While more research is needed to
determine if multitasking is physically
damaging the brain (versus existing
brain damage that predisposes people to
multitask), it’s clear that multitasking
has negative effects. Neuroscientist Kep
Kee Loh, the study’s lead author,
explained the implications: “I feel that it
is important to create an awareness that
the way we are interacting with the
devices might be changing the way we
think and these changes might be
occurring at the level of brain
structure.”

Learning From Multitasking

If you’re prone to multitasking, this is
not a habit you’ll want to indulge—it
clearly slows you down and decreases
the quality of your work. Even if it
doesn’t cause brain damage, allowing
yourself to multitask will fuel any
existing difficulties you have with
concentration, organization, and
attention to detail.

Multitasking in meetings and other
social settings indicates low self- and
social-awareness, two emotional
intelligence (EQ) skills that are critical
to success at work.

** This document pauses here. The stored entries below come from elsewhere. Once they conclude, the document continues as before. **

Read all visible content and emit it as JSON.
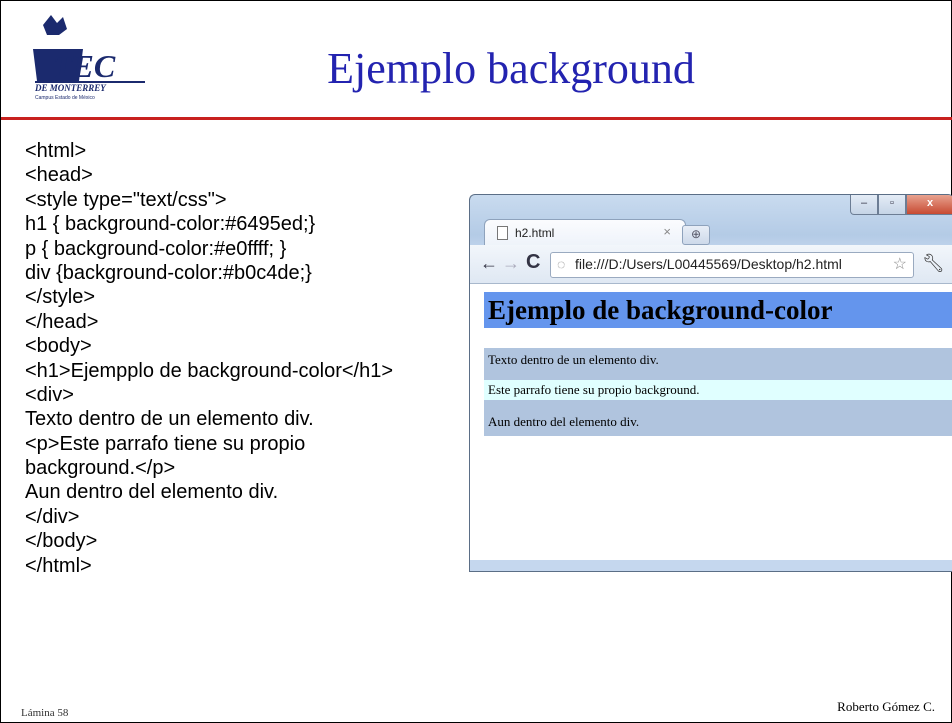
{
  "logo": {
    "text": "TEC",
    "subtitle": "DE MONTERREY",
    "campus": "Campus Estado de México"
  },
  "slide": {
    "title": "Ejemplo background"
  },
  "code_lines": [
    "<html>",
    "<head>",
    "<style type=\"text/css\">",
    "h1 { background-color:#6495ed;}",
    "p { background-color:#e0ffff; }",
    "div {background-color:#b0c4de;}",
    "</style>",
    "</head>",
    "<body>",
    "<h1>Ejempplo de background-color</h1>",
    "<div>",
    "Texto dentro de un elemento div.",
    "<p>Este parrafo tiene su propio",
    "background.</p>",
    "Aun dentro del elemento div.",
    "</div>",
    "</body>",
    "</html>"
  ],
  "browser": {
    "tab_title": "h2.html",
    "tab_close": "×",
    "url": "file:///D:/Users/L00445569/Desktop/h2.html",
    "page": {
      "h1": "Ejemplo de background-color",
      "div_text1": "Texto dentro de un elemento div.",
      "p_text": "Este parrafo tiene su propio background.",
      "div_text2": "Aun dentro del elemento div."
    }
  },
  "footer": {
    "left": "Lámina 58",
    "right": "Roberto Gómez C."
  },
  "colors": {
    "title": "#2323b0",
    "rule": "#c8211f",
    "h1_bg": "#6495ed",
    "p_bg": "#e0ffff",
    "div_bg": "#b0c4de"
  }
}
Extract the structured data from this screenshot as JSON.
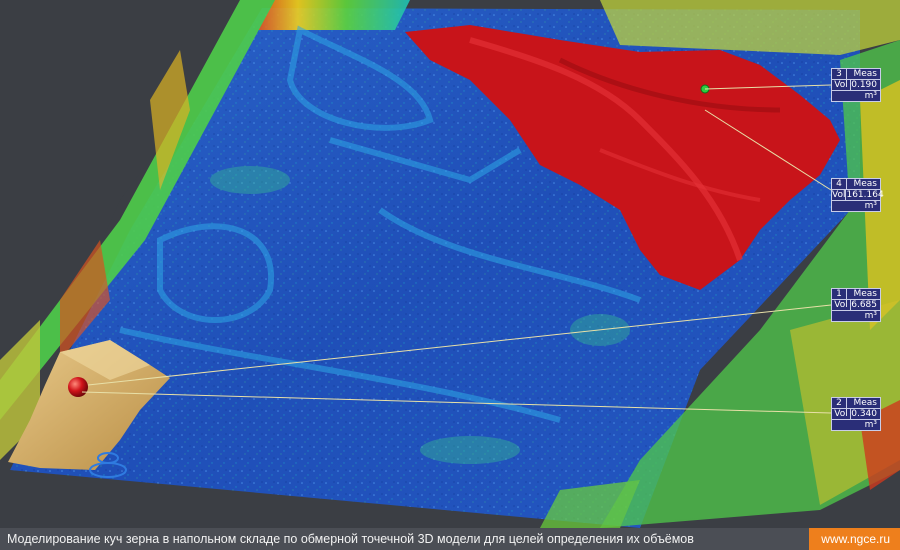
{
  "caption": "Моделирование куч зерна в напольном складе по обмерной точечной 3D модели для целей определения их объёмов",
  "site": "www.ngce.ru",
  "colors": {
    "background": "#3b3e44",
    "pile_red": "#c8141a",
    "pile_tan": "#d9b36a",
    "label_bg": "#2a2e78",
    "site_orange": "#ee7f1c"
  },
  "measurements": [
    {
      "id": "3",
      "title": "Meas",
      "key": "Vol",
      "value": "0.190",
      "unit": "m³"
    },
    {
      "id": "4",
      "title": "Meas",
      "key": "Vol",
      "value": "161.164",
      "unit": "m³"
    },
    {
      "id": "1",
      "title": "Meas",
      "key": "Vol",
      "value": "6.685",
      "unit": "m³"
    },
    {
      "id": "2",
      "title": "Meas",
      "key": "Vol",
      "value": "0.340",
      "unit": "m³"
    }
  ]
}
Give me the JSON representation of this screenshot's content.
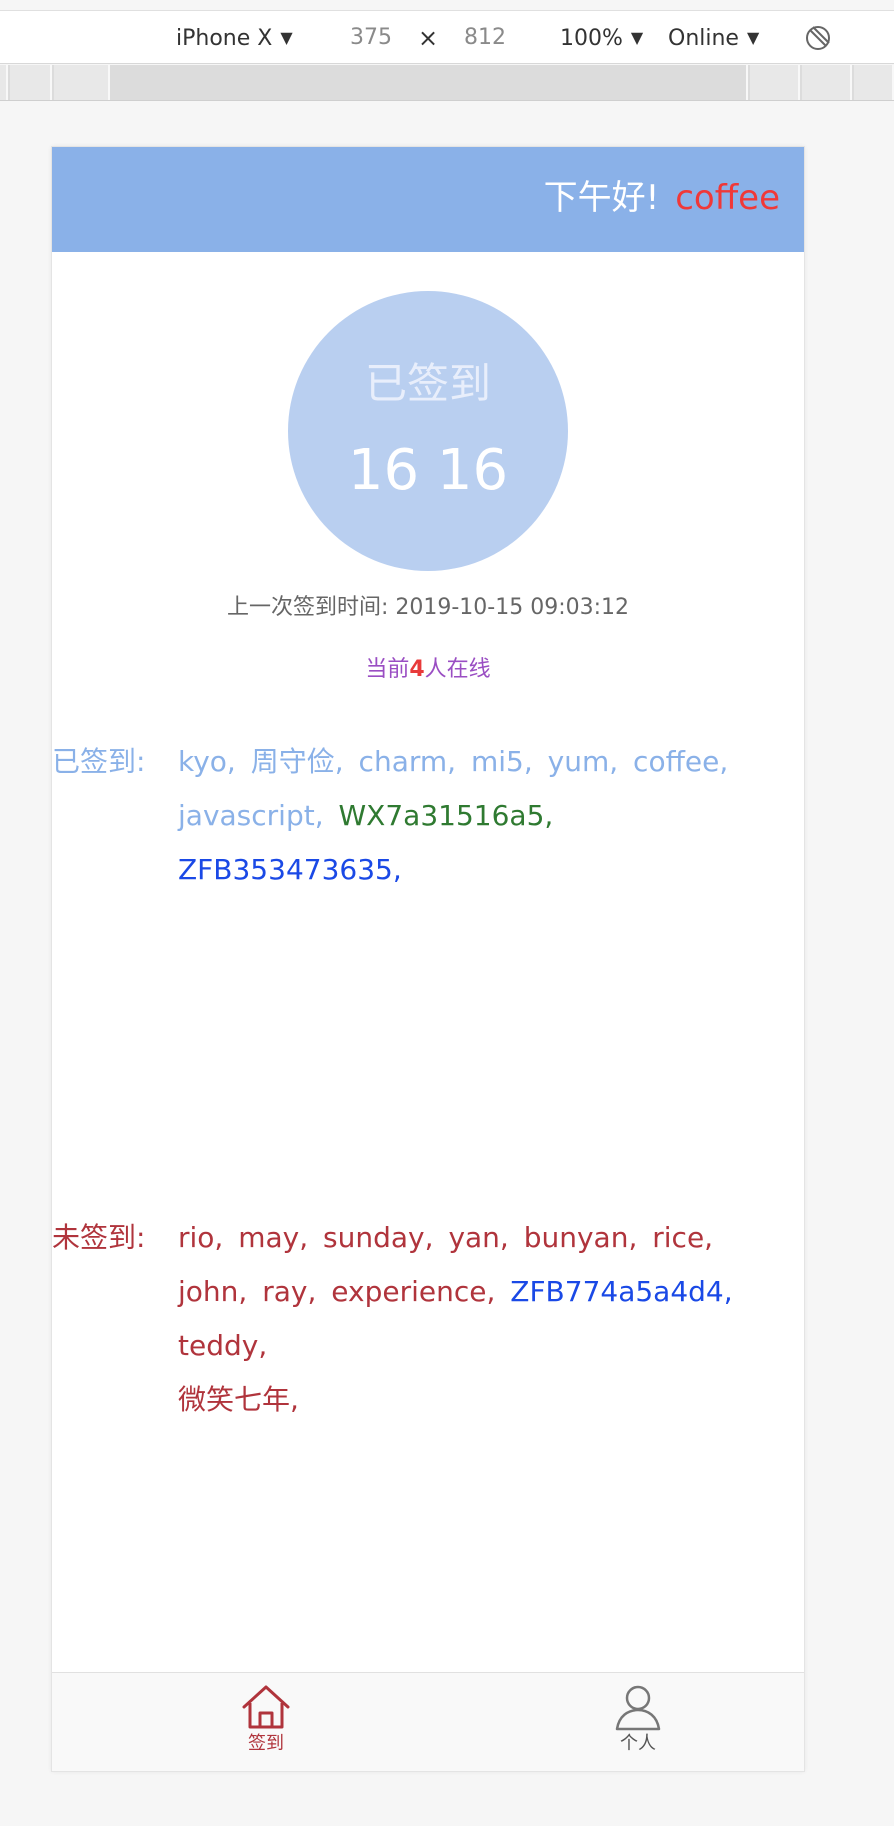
{
  "devtools": {
    "device": "iPhone X",
    "width": "375",
    "times": "×",
    "height": "812",
    "zoom": "100%",
    "network": "Online",
    "caret": "▼"
  },
  "header": {
    "greeting": "下午好!",
    "username": "coffee"
  },
  "sign": {
    "status": "已签到",
    "count": "16 16"
  },
  "last_sign": {
    "label": "上一次签到时间:",
    "time": "2019-10-15 09:03:12"
  },
  "online": {
    "prefix": "当前",
    "count": "4",
    "suffix": "人在线"
  },
  "signed": {
    "label": "已签到:",
    "names": [
      "kyo,",
      "周守俭,",
      "charm,",
      "mi5,",
      "yum,",
      "coffee,",
      "javascript,",
      "WX7a31516a5,",
      "ZFB353473635,"
    ]
  },
  "unsigned": {
    "label": "未签到:",
    "names": [
      "rio,",
      "may,",
      "sunday,",
      "yan,",
      "bunyan,",
      "rice,",
      "john,",
      "ray,",
      "experience,",
      "ZFB774a5a4d4,",
      "teddy,",
      "微笑七年,"
    ]
  },
  "tabs": [
    {
      "label": "签到",
      "icon": "home-icon"
    },
    {
      "label": "个人",
      "icon": "user-icon"
    }
  ],
  "colors": {
    "header_bg": "#8ab1e8",
    "circle_bg": "#b9cff0",
    "username": "#f03838",
    "signed_text": "#8ab1e8",
    "unsigned_text": "#b0343c",
    "wx_name": "#2f7a31",
    "zfb_name": "#1a49e6",
    "online_text": "#9a4ec3"
  }
}
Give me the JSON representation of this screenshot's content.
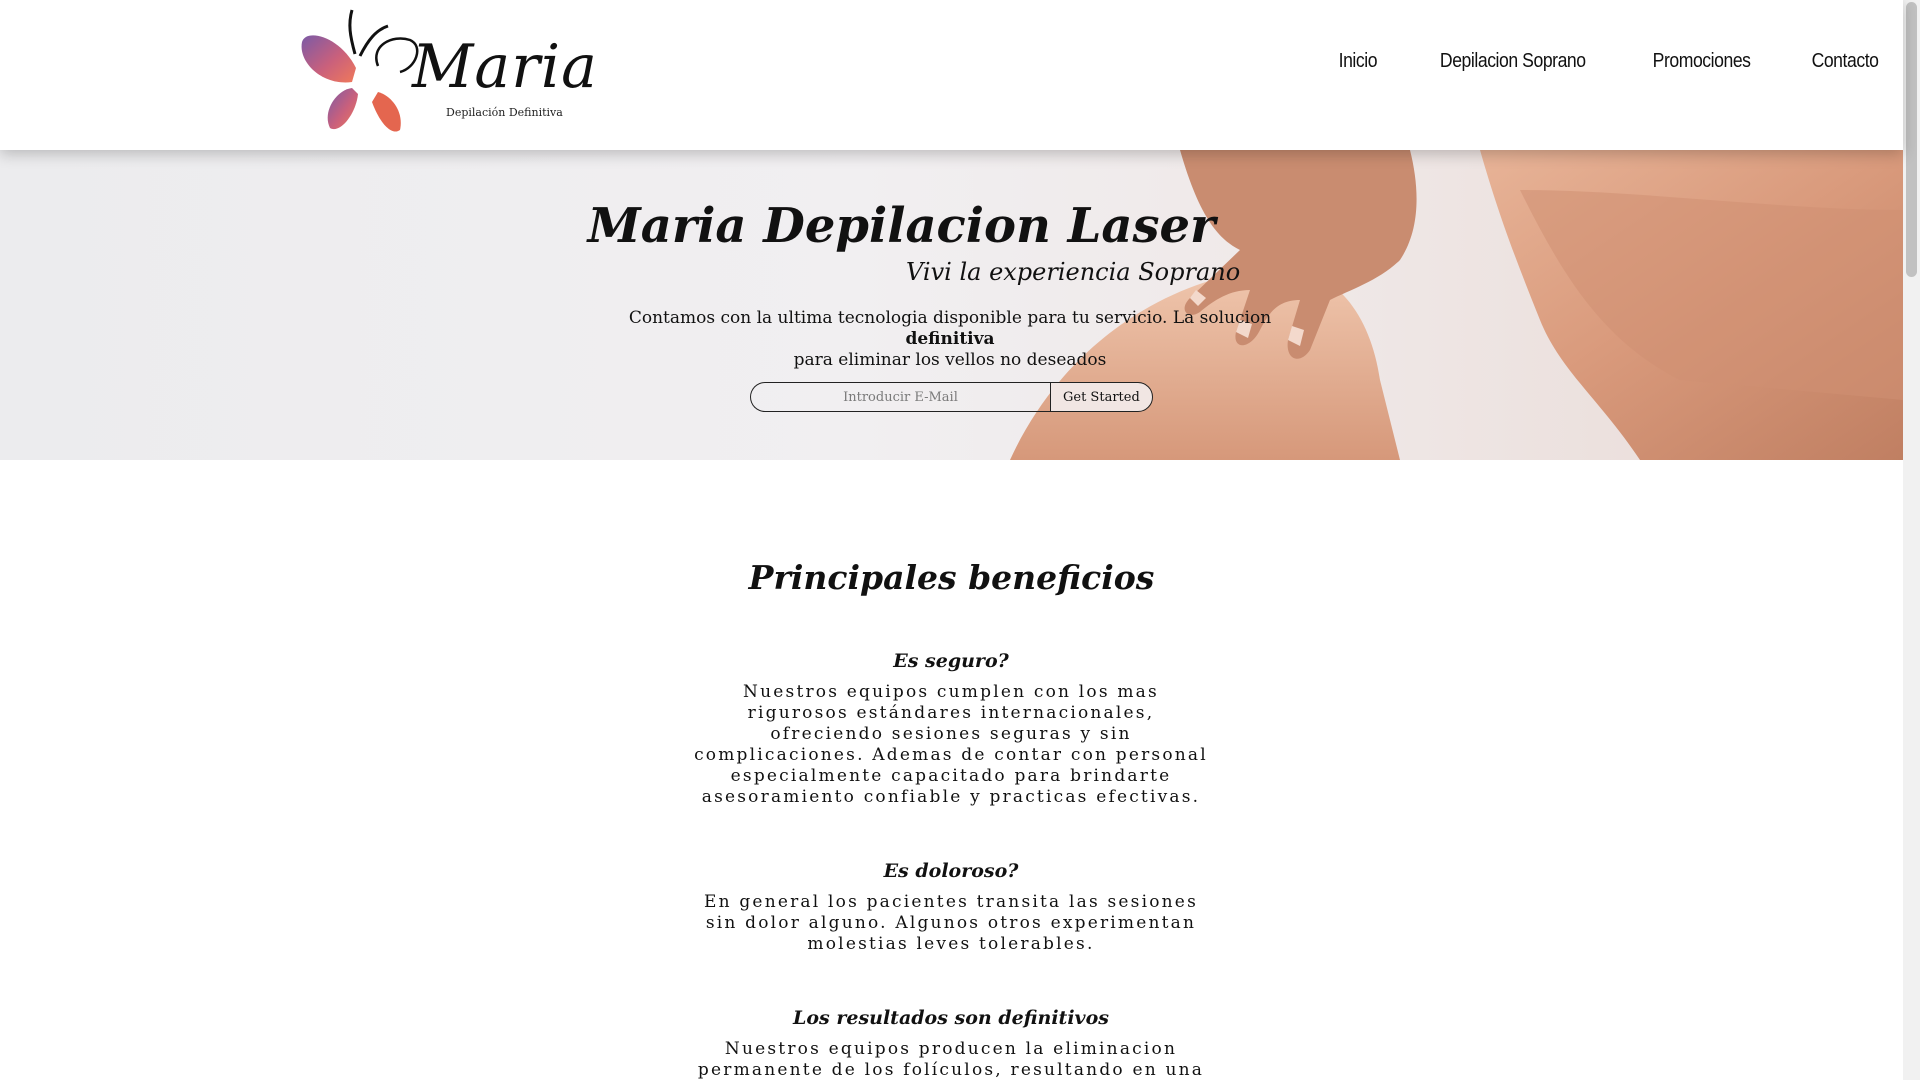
{
  "header": {
    "logo": {
      "wordmark": "Maria",
      "tagline": "Depilación Definitiva",
      "icon": "butterfly-icon"
    },
    "nav": [
      {
        "label": "Inicio"
      },
      {
        "label": "Depilacion Soprano"
      },
      {
        "label": "Promociones"
      },
      {
        "label": "Contacto"
      }
    ]
  },
  "hero": {
    "title": "Maria Depilacion Laser",
    "subtitle": "Vivi la experiencia Soprano",
    "text_before": "Contamos con la ultima tecnologia disponible para tu servicio. La solucion",
    "text_bold": "definitiva",
    "text_after": "para eliminar los vellos no deseados",
    "email_placeholder": "Introducir E-Mail",
    "button_label": "Get Started"
  },
  "benefits": {
    "title": "Principales beneficios",
    "items": [
      {
        "title": "Es seguro?",
        "text": "Nuestros equipos cumplen con los mas rigurosos estándares internacionales, ofreciendo sesiones seguras y sin complicaciones. Ademas de contar con personal especialmente capacitado para brindarte asesoramiento confiable y practicas efectivas."
      },
      {
        "title": "Es doloroso?",
        "text": "En general los pacientes transita las sesiones sin dolor alguno. Algunos otros experimentan molestias leves tolerables."
      },
      {
        "title": "Los resultados son definitivos",
        "text": "Nuestros equipos producen la eliminacion permanente de los folículos, resultando en una"
      }
    ]
  },
  "colors": {
    "brand_purple": "#8a5aa8",
    "brand_coral": "#e86a5a",
    "text": "#111111"
  }
}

TalentSmart has
tested more than a million people and
found that 90% of top performers have
high EQs. If multitasking does indeed
damage the anterior cingulate cortex (a
key brain region for EQ) as current
research suggests, it will lower your EQ
in the process.

So every time you multitask you aren’t
just harming your performance in the
moment; you may very well be damaging
an area of your brain that’s critical to
your future success at work.



www.forbes.com/sites/travisbradberry/2014/10/08/multitasking-damages-your-brain-and-career-new-studies-suggest/

Re: Multitasking Damages Your Brain And Career, New Studies Suggest by ferdinandex: 2:51am On Oct 09, 2014
Why Multitask wen you are not an OS.... Abi you wan become Robotic?
Re: Multitasking Damages Your Brain And Career, New Studies Suggest by mkpakanaodogwu(m): 3:49am On Oct 09, 2014
Which one do we believe?
Re: Multitasking Damages Your Brain And Career, New Studies Suggest by Mrval20(m): 3:50am On Oct 09, 2014
I'm a good multitasker and I don't believe multitasking can be this bad. The only thing I've noticed is that it requires just about the same time you'd use to complete the tasks one after the other, and in a more efficient manner too.

Everyone multitasks!

1 Like

Re: Multitasking Damages Your Brain And Career, New Studies Suggest by bist: 5:07am On Oct 09, 2014
Noted!
Re: Multitasking Damages Your Brain And Career, New Studies Suggest by msmon(m): 8:43am On Oct 09, 2014
Do we have anyone moderating this board? Push this thread to FP pls.
Re: Multitasking Damages Your Brain And Career, New Studies Suggest by shudi(m): 4:19pm On Oct 12, 2014
But I'm good at doing that, I will consider this post and reduce the rate of doing it.